Joseph Colebrook Harris, the author's grandfather, didn't take to Ontario and after visiting a friend on Salt Spring Island, fell in love with BC. Eventually fetching up on the shores of the Slocan Lake, Joe bought 270 acres of hilly land in the Slocan Valley, less than thirty acres of which was really fit for farming, and began clearing the forest to build a ranch. Here is the story of Harris's life and the next 120 years of the ranch's, including the discovery of a silver-lead mine on the property, a period as a Japanese internment camp, brushes with American counterculture and the back-to-the-land movement, family conflicts, and an uncertain future.

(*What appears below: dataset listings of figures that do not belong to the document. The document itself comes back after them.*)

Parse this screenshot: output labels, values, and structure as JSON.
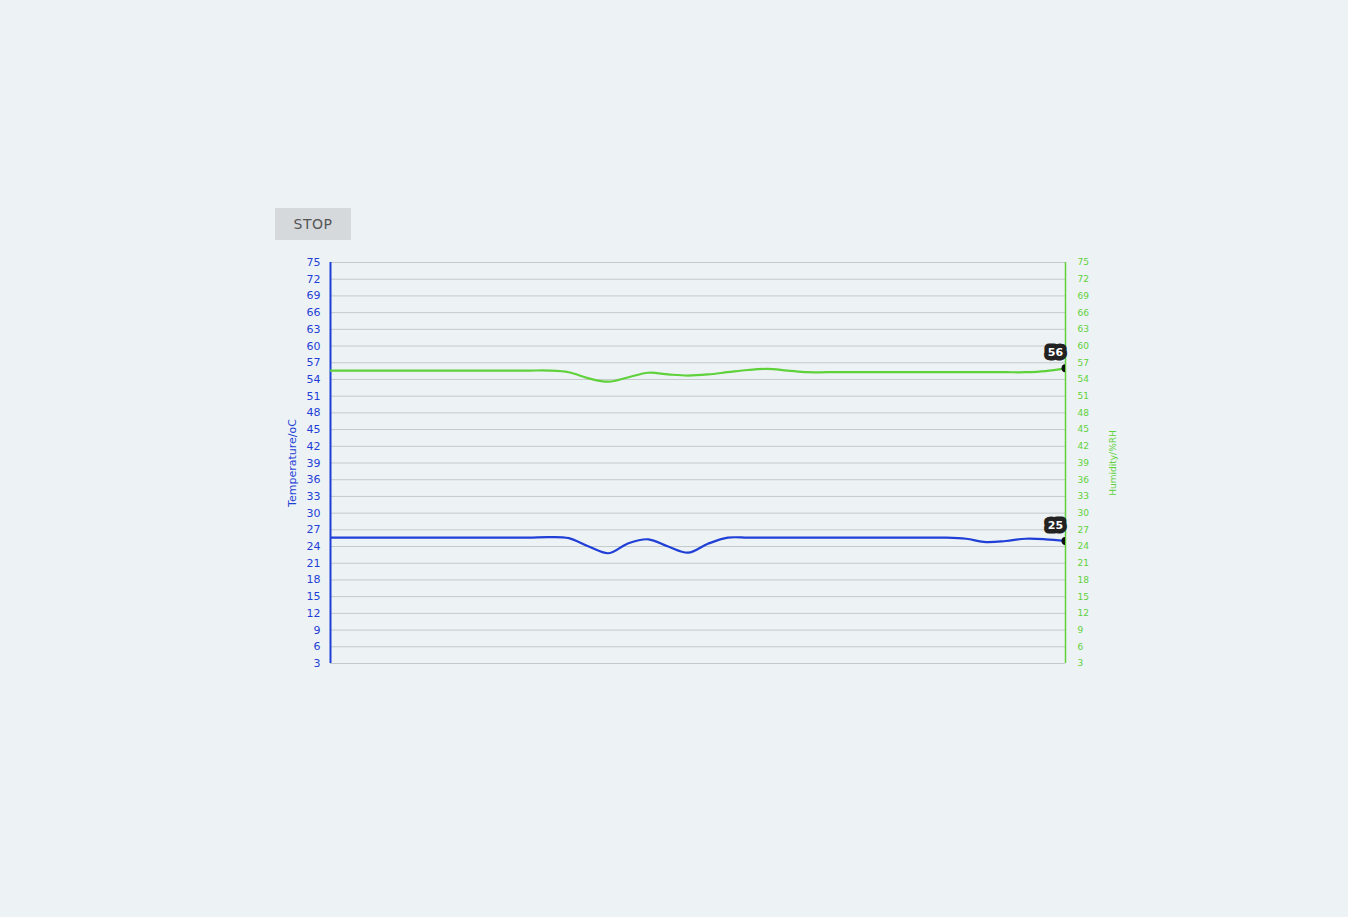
{
  "controls": {
    "button": "STOP"
  },
  "chart_data": {
    "type": "line",
    "y_label": "Temperature/oC",
    "y2_label": "Humidity/%RH",
    "xlim": [
      0,
      37
    ],
    "ylim": [
      3,
      75
    ],
    "yticks": [
      3,
      6,
      9,
      12,
      15,
      18,
      21,
      24,
      27,
      30,
      33,
      36,
      39,
      42,
      45,
      48,
      51,
      54,
      57,
      60,
      63,
      66,
      69,
      72,
      75
    ],
    "y2lim": [
      3,
      75
    ],
    "y2ticks": [
      3,
      6,
      9,
      12,
      15,
      18,
      21,
      24,
      27,
      30,
      33,
      36,
      39,
      42,
      45,
      48,
      51,
      54,
      57,
      60,
      63,
      66,
      69,
      72,
      75
    ],
    "grid": true,
    "tick_labels": "y",
    "series": [
      {
        "name": "Temperature/oC",
        "color": "#1f3fd6",
        "values": [
          25.6,
          25.6,
          25.6,
          25.6,
          25.6,
          25.6,
          25.6,
          25.6,
          25.6,
          25.6,
          25.6,
          25.7,
          25.5,
          24.0,
          22.8,
          24.6,
          25.3,
          24.0,
          22.9,
          24.5,
          25.6,
          25.6,
          25.6,
          25.6,
          25.6,
          25.6,
          25.6,
          25.6,
          25.6,
          25.6,
          25.6,
          25.6,
          25.4,
          24.8,
          25.0,
          25.4,
          25.3,
          25
        ]
      },
      {
        "name": "Humidity/%RH",
        "color": "#5fd13a",
        "axis": "y2",
        "values": [
          55.6,
          55.6,
          55.6,
          55.6,
          55.6,
          55.6,
          55.6,
          55.6,
          55.6,
          55.6,
          55.6,
          55.6,
          55.3,
          54.2,
          53.6,
          54.4,
          55.2,
          54.9,
          54.7,
          54.9,
          55.3,
          55.7,
          55.9,
          55.6,
          55.3,
          55.3,
          55.3,
          55.3,
          55.3,
          55.3,
          55.3,
          55.3,
          55.3,
          55.3,
          55.3,
          55.3,
          55.5,
          56
        ]
      }
    ],
    "annotations": [
      {
        "text": "56",
        "x": 37,
        "y": 56,
        "axis": "y2"
      },
      {
        "text": "25",
        "x": 37,
        "y": 25
      }
    ]
  }
}
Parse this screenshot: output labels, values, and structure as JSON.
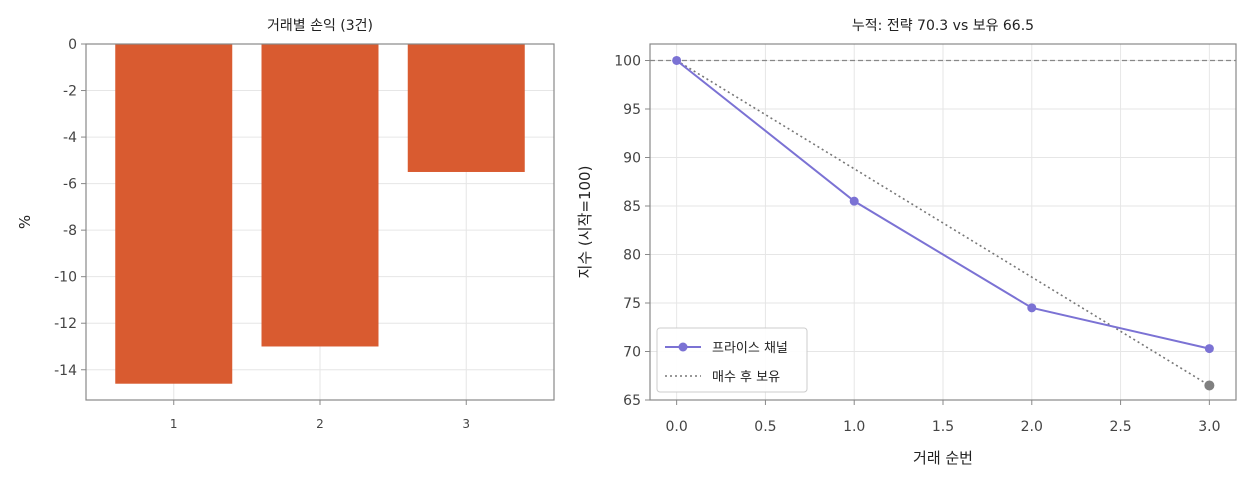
{
  "colors": {
    "bar": "#d95b30",
    "strategy": "#7b72d4",
    "hold": "#777777",
    "baseline": "#888888",
    "end_marker": "#808080",
    "grid": "#e6e6e6",
    "frame": "#888888"
  },
  "chart_data": [
    {
      "type": "bar",
      "title": "거래별 손익 (3건)",
      "categories": [
        "1",
        "2",
        "3"
      ],
      "values": [
        -14.6,
        -13.0,
        -5.5
      ],
      "xlabel": "",
      "ylabel": "%",
      "ylim": [
        -15.3,
        0
      ],
      "yticks": [
        0,
        -2,
        -4,
        -6,
        -8,
        -10,
        -12,
        -14
      ],
      "grid": true
    },
    {
      "type": "line",
      "title": "누적: 전략 70.3 vs 보유 66.5",
      "xlabel": "거래 순번",
      "ylabel": "지수 (시작=100)",
      "xlim": [
        -0.15,
        3.15
      ],
      "ylim": [
        65,
        101.7
      ],
      "xticks": [
        "0.0",
        "0.5",
        "1.0",
        "1.5",
        "2.0",
        "2.5",
        "3.0"
      ],
      "yticks": [
        65,
        70,
        75,
        80,
        85,
        90,
        95,
        100
      ],
      "baseline": 100,
      "grid": true,
      "legend_position": "lower-left",
      "series": [
        {
          "name": "프라이스 채널",
          "style": "solid-markers",
          "x": [
            0,
            1,
            2,
            3
          ],
          "y": [
            100,
            85.5,
            74.5,
            70.3
          ]
        },
        {
          "name": "매수 후 보유",
          "style": "dotted",
          "x": [
            0,
            3
          ],
          "y": [
            100,
            66.5
          ]
        }
      ]
    }
  ]
}
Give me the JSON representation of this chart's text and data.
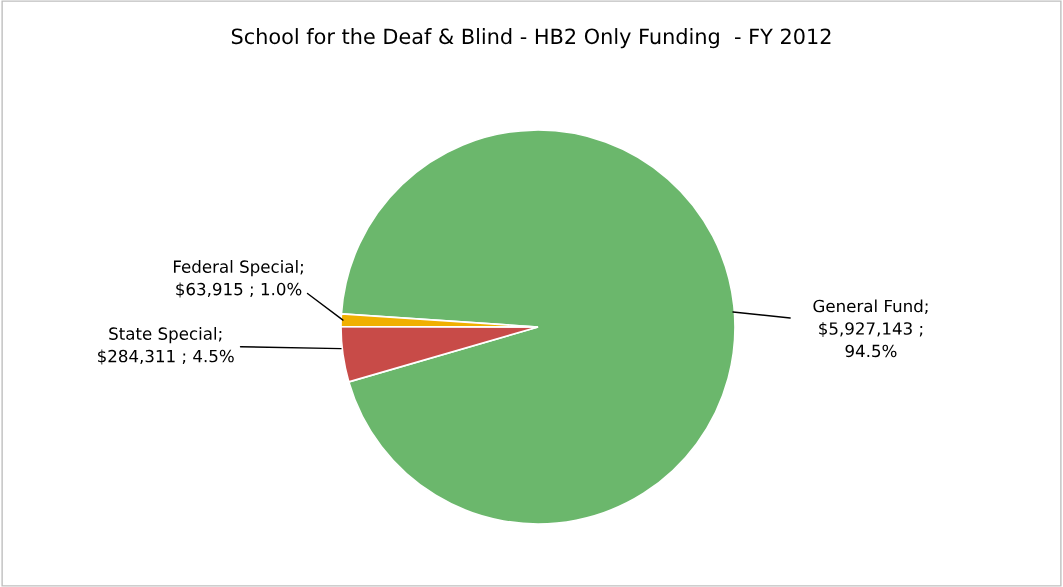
{
  "chart_data": {
    "type": "pie",
    "title": "School for the Deaf & Blind - HB2 Only Funding  - FY 2012",
    "categories": [
      "General Fund",
      "State Special",
      "Federal Special"
    ],
    "values": [
      5927143,
      284311,
      63915
    ],
    "value_labels": [
      ";\n$5,927,143 ;\n94.5%",
      ";\n$284,311 ; 4.5%",
      ";\n$63,915 ; 1.0%"
    ],
    "colors": [
      "#6bb76c",
      "#c84b48",
      "#f0b000"
    ],
    "legend": false
  }
}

In detail, Ranch in the Slocan is a very particular story, but its elements have repeated themselves across Canada. Settlers lived within bounded space, of which the Harris ranch is an extreme example, and adapted to cultural and social changes. Drawing from letters, diaries, family stories and recollections, photographs, as well as official records, Harris offers a case study in the history of homesteading, and a portrait of his family's experiences in the Slocan Valley. The Harris ranch produced a little income now and then but was not, and never has been, a commercial success. Its yield was not so much measured by the market as by the more intangible pleasures of living within a diverse local economy in a remarkable place.